I wasn't sure what to think or believe about this week's crisis in Australian cricket. (This isn't to say that there's a crisis every week, although, at the moment, it might seem like it.)
My initial reaction was that Arthur and Clarke had been heavy-handed, although Brydon Coverdale's nail on head piece on Cricinfo, led me to re-consider my initial view. It seems, from comments made later by Clarke, that the failure of the four players to 'hand in their homework' on time was the straw that broke the camel's back. And James Pattinson, in an admirable display of contrition which I'm naive enough to believe was genuine, appeared to have learned a lesson of sorts, although, as the team's best bowler, he was always destined to return to the side at the earliest opportunity. For Watson, who high-tailed it back to Australia to be with his pregnant wife while muttering about the injustice of it all, and Khawaja, and Johnson, the future is a deal more uncertain. All are cricketers of talent, that much is beyond dispute, but all have histories of under-performance, and, in at least Khawaja's case, this apparently wasn't the first time they'd failed to meet their disciplinary obligations.
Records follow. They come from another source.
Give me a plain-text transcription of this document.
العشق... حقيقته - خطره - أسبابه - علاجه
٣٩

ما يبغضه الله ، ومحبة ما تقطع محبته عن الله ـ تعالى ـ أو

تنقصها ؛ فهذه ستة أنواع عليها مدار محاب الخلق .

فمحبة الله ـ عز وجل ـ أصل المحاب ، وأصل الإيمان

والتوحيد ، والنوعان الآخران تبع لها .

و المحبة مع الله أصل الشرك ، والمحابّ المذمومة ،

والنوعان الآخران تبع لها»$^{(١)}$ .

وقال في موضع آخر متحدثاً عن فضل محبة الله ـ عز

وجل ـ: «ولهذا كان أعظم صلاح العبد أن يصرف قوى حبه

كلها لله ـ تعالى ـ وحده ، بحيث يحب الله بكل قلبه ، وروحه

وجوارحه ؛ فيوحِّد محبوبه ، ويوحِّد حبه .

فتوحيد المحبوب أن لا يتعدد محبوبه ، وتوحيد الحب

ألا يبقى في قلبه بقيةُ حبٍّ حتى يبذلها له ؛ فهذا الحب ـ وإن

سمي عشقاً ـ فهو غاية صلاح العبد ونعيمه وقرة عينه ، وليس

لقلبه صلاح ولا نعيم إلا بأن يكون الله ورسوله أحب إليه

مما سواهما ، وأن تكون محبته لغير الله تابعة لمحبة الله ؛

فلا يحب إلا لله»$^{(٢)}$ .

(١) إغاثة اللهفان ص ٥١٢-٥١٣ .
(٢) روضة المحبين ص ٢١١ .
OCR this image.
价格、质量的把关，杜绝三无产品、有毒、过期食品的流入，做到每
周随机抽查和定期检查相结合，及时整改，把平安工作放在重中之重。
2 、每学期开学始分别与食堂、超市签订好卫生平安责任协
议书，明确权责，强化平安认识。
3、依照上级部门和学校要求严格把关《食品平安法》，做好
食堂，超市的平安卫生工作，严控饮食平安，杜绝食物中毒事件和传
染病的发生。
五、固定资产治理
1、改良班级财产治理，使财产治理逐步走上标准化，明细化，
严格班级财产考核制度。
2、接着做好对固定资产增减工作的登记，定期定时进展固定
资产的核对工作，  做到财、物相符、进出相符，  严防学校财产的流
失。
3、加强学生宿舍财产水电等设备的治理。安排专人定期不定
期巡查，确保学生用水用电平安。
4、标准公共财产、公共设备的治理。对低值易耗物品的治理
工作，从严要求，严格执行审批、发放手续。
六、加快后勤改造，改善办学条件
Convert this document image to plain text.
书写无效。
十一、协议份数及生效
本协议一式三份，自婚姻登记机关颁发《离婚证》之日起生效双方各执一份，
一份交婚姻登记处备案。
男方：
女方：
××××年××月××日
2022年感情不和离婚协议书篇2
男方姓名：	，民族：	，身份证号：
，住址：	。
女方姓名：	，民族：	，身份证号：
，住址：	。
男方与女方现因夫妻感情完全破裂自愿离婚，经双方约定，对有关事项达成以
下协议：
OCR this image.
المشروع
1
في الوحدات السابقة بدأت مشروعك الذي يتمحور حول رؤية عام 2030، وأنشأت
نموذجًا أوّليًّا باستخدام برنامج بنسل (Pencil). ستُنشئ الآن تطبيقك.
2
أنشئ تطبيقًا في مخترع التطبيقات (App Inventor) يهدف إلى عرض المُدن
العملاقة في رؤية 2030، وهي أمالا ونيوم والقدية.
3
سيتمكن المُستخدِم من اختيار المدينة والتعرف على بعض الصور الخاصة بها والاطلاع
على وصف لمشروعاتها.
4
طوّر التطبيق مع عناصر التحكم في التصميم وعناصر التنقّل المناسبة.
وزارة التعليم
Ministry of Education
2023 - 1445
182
For all of them, time will tell. This is about something bigger.
It is trite and obvious to say that this wouldn't have happened a few years ago, when Australian were one of the greatest teams in the game's history. For one thing, individual and collective navel-gazing is less likely to be demanded when sides are winning, and, if it is, players are more likely to respond positively. They will be happier and more relaxed because they are winning and they are likely to be more conscious of the need to preserve their place among a privileged elite. It would be a surprise if the Australian cricket team, beaten from pillar to post by Dhoni, Pujara and the rest over the past few weeks, currently feels much like an elite.
In an extension of this, one of the earliest and least surprising reflex reactions to the news came from people asking whether the likes of Viv Richards or Shane Warne would have come up with their three suggestions for improvement in the prescribed manner. Well, no, they probably wouldn't. In fact, in Warne's case, he definitely wouldn't, even if he's recently developed the waning, raging, retiree's addiction to putting the world (or at least his country's cricket system) to rights. Things were different then, and, if John Buchanan had asked Warne to do such a thing, the reaction would doubtless have been short and not particularly sweet. And he would still have been picked for the next Test.
Last week's affair had as much to do with a national cricket culture's confusion and uncertainty about what to do in the face of decline as the errant actions of a few individuals. When your cricket team has been as fecund and impregnable a source of national pride and cultural identity as Australia's was a few short years ago, people start scrambling for excuses and solutions once the inevitable regression and decline sets in. And a relatively new, foreign, coach, will feel the dead weight of past glories all the more and consequently try harder to free himself and his charges from the pressure imposed by the hand of history. And things can seem even worse when your hopes have been raised by illusory and often facile successes which led you to think you were making progress. Cleaning up Sri Lanka in home conditions is one thing, meeting India under roasting skies with a hand of inadequate spinners and floundering batsmen, and with twin Ashes series against better equipped opponents on the horizon, is very much another.
This is an uncertain time for Australian cricket, and Australian sport. The customary narrative, which a generation or more of Australians has grown up with, is that Australia is good at sport. When it comes to cricket, they are among the best. In fact, they have often been the best. Now they are not, and with every fresh stroke of Shikar Dhawan's bat, or each time Phil Hughes is dismissed in clumsy circumstances, renewed doubts and uncertainties raise their heads.
It will take more than three bullet pointed ideas to put them to rest.